In what is great news for working holiday maker visa holders from the UK – and some other countries that have a Tax Treaty with Australia containing a no discrimination clause – a lady by the name of Catherine Addy has argued successfully that she was unfairly taxed on pay she earned while working as a waitress in Sydney in 2017.
Ms Addy argued that the tax on working holiday makers had discriminated against her on the basis of her nationality.
Subclass 417 working holiday visa holders have been required to pay tax at 15% on their first $ of taxable income until taxable income reaches A$45,000. (2021/22 tax rates)
From that level of income upwards the usual Australian resident rates of tax apply.
Australian resident individuals can access a tax free threshold of A$18,200 each tax year and pay tax at 19% from A$18,201 of taxable income to A$45,000. (2021/22 tax rates)
The tax savings resulting from the Addy ruling today – and the tax repayments that are now available to working holiday visa holders from the UK (and certain other countries) – will depend on the Australian tax residency status of each individual.
In today’s judgement the High Court of Australia said: “The question is whether that more burdensome taxation was imposed on Ms Addy owing to her nationality.
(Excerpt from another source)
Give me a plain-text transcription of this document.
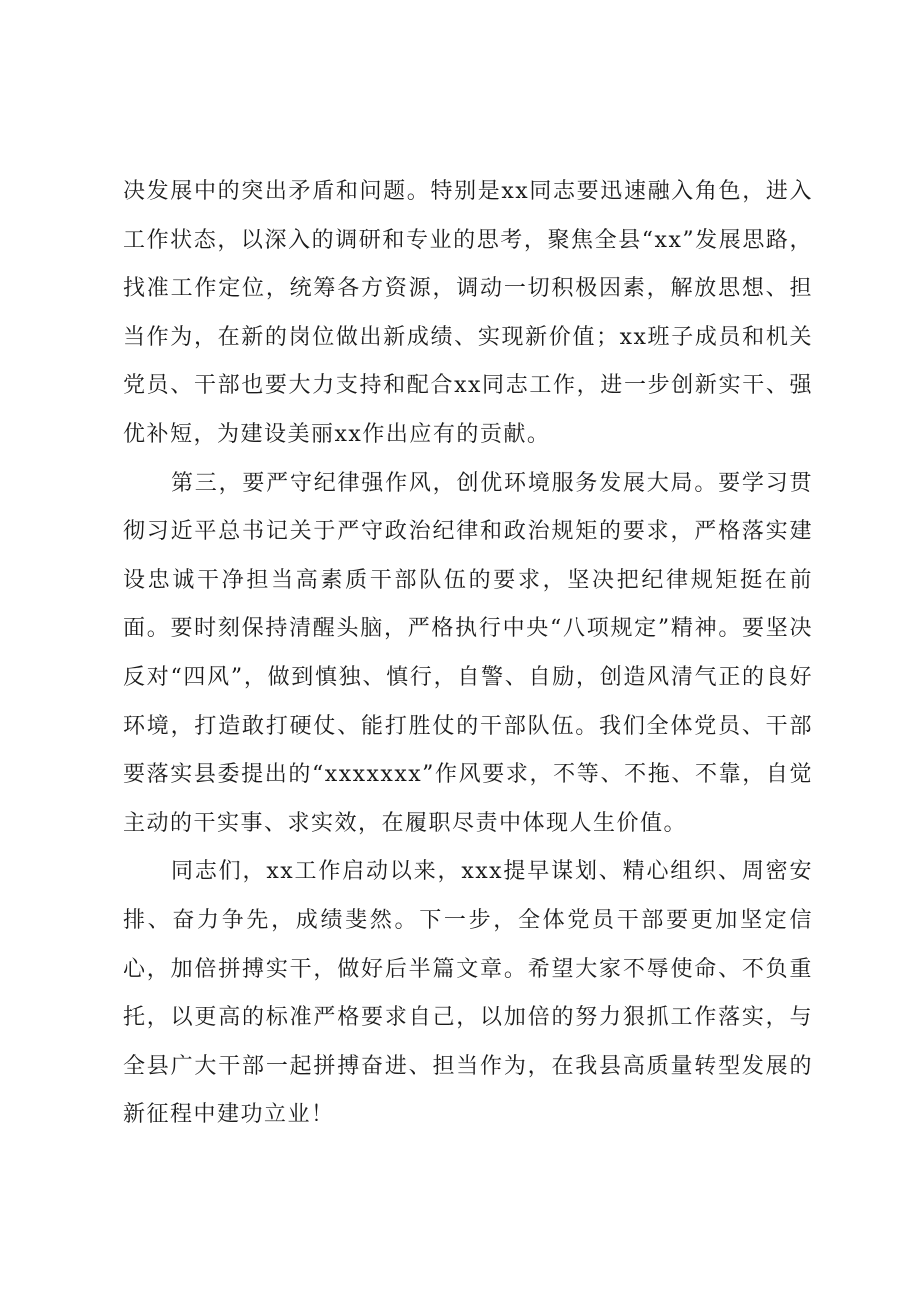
决发展中的突出矛盾和问题。特别是xx同志要迅速融入角色，进入工作状态，以深入的调研和专业的思考，聚焦全县“xx”发展思路，找准工作定位，统筹各方资源，调动一切积极因素，解放思想、担当作为，在新的岗位做出新成绩、实现新价值；xx班子成员和机关党员、干部也要大力支持和配合xx同志工作，进一步创新实干、强优补短，为建设美丽xx作出应有的贡献。

第三，要严守纪律强作风，创优环境服务发展大局。要学习贯彻习近平总书记关于严守政治纪律和政治规矩的要求，严格落实建设忠诚干净担当高素质干部队伍的要求，坚决把纪律规矩挺在前面。要时刻保持清醒头脑，严格执行中央“八项规定”精神。要坚决反对“四风”，做到慎独、慎行，自警、自励，创造风清气正的良好环境，打造敢打硬仗、能打胜仗的干部队伍。我们全体党员、干部要落实县委提出的“xxxxxxx”作风要求，不等、不拖、不靠，自觉主动的干实事、求实效，在履职尽责中体现人生价值。

同志们，xx工作启动以来，xxx提早谋划、精心组织、周密安排、奋力争先，成绩斐然。下一步，全体党员干部要更加坚定信心，加倍拼搏实干，做好后半篇文章。希望大家不辱使命、不负重托，以更高的标准严格要求自己，以加倍的努力狠抓工作落实，与全县广大干部一起拼搏奋进、担当作为，在我县高质量转型发展的新征程中建功立业！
The short answer is yes.”
“When the position of Ms Addy is compared with that of an Australian national, as it must be, that is the only conclusion which may be drawn.”
“Ms Addy’s circumstances in the 2017 income year, including that of her residency in Australia for taxation purposes, were relevantly the same as an Australian national.
The Australian Taxation Office (ATO) had argued there was no discrimination based on nationality.
It should be noted that Ms Addy was a tax resident of Australia – not all working holiday visa holders are.
Examples on the ATO website look at different situations where a working holiday visa holder is and isn’t considered to be a tax resident of Australia.